For the first version of the formula (Naeser 1), one needs the actual physical dimensions (anterior and posterior radii for each IOL power and central IOL thickness) for each IOL power across the range of powers for that IOL model. This can be obtained using the manufacturer’s cutting cards, but as this is proprietary information, they can be difficult to obtain. For the second version of the formula (Naeser 2) [62], these physical characteristics may be calculated with minimal loss of prediction accuracy.

  1. D.

    The K6 Formula

This is a thin-lens general vergence formula with a single A-constant that was developed using thick-lens techniques and then modified to work as a thin-lens formula. By measuring the post-op ACD in a number of eyes, one can solve the general vergence equation by back-calculating to find the total corneal power (K) using 6 variables (AL, Ks, ACD, CCT, LT, and HCD). The axial length is from a slightly modified CMAL (using slightly different refractive indices from what CMAL used) [63]. CMAL stands for Cooke’s modified Axial Length, which corrects biases related to the proportion of the lens and vitreous optical path in short and long eyes as well as establishing the limit of the axial length at the RPE and not at the ILM as most formulas do. The K6 formula was developed with the Alcon IOL system. If a markedly different IOL platform is used, some internal adjustments to the formula need to be made, in addition to using a different A-constant (personal communication with the author).

  1. E.

    The Castrop Formula

This formula uses a Gaussian thick lens formula for the cornea and a thin lens vergence formula for the IOL [64]. The ELP is derived from a regression equation containing the Axial Length (AL), the central corneal thickness (CCT), the Aqueous Depth (AQD), the Mean corneal radius (Rmean), and the Lens Thickness (LT).
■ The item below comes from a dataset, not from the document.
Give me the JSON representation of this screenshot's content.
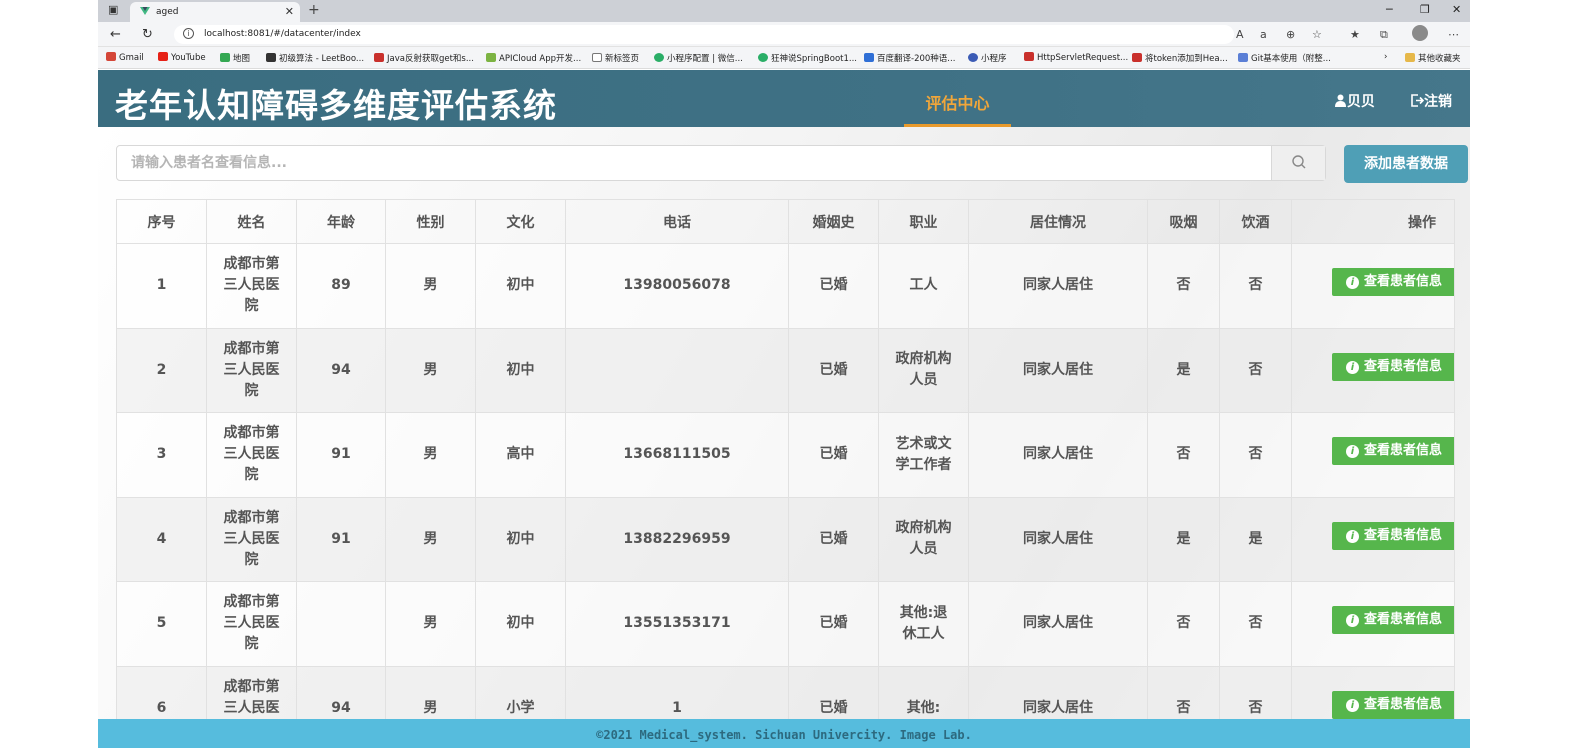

$$ \mathbf{ELP}=0.61+0.049\ast \mathrm{AL}+0.000729\ast \mathrm{CCT}+0.680\ast \mathrm{AQD}-0.123\ast {R}_{\mathrm{mean}}+C\ast \mathrm{LT} $$

For eyes with a pathological cornea or previous refractive surgery, the ELP can be estimated by omitting the mean corneal radius and using the formula below. In post-refractive eyes, the IOL power calculation needs true corneal power measurements.

$$ \mathbf{ELP}=-0.09+0.037\ast \mathrm{AL}+0.000602\ast \mathrm{CCT}+0.715\ast \mathrm{AQD}+C\ast \mathrm{LT} $$

The original version of the formula contains two constants; one called C, which relates to the IOL model, and another called R used for offsetting other systematic errors derived from IOL optic asphericity or offsets related to the biometry method, etc. A new 3-constant version keeps the C constant as it is but divides the other constant into an “H” offset related to the biometry machine and an “R” related to refractive components (such as the amount of spherical aberration of the IOL), which cannot be dealt with Gaussian optics (personal communication with the author).

$$ \mathbf{ELP}=0.045\ast \mathrm{AL}+0.761\ast \mathrm{ACD}-0.042\ast {\overline{\mathrm{r}}}_{\mathrm{ant}}+C\ast \mathrm{LT}+H $$

The Castrop constants should be optimized using post-op refractions and iterative calculations.

Conclusions

When performing IOL power calculations, the optimized IOL constants used should be specific to (1) the model of the IOL to be implanted and (2) the biometry machine that was used. The starting values of these IOL constants should be provided by the biometry machine manufacturers via their representatives. Further optimizing the IOL constant for the individual surgeon is not expected to offer additional benefits for most surgeons’ outcomes.

All cataract surgeons should audit their refractive outcomes to ensure that both their mean prediction error is 0 and their precision is within current standards. For the few surgeons who have an average prediction error significantly different from 0D, the IOL constant can be refined further to achieve a 0 mean prediction error. An important caveat to consider is that when using vision lanes shorter than 6 m for subjective refraction, the post-op refractive outcomes need adjusting to a far point of 6 m before they are used to guide IOL constant optimization.

The impact of using optimized IOL constants on refractive outcomes is often more significant compared to the small differences in outcomes between modern IOL power formulae.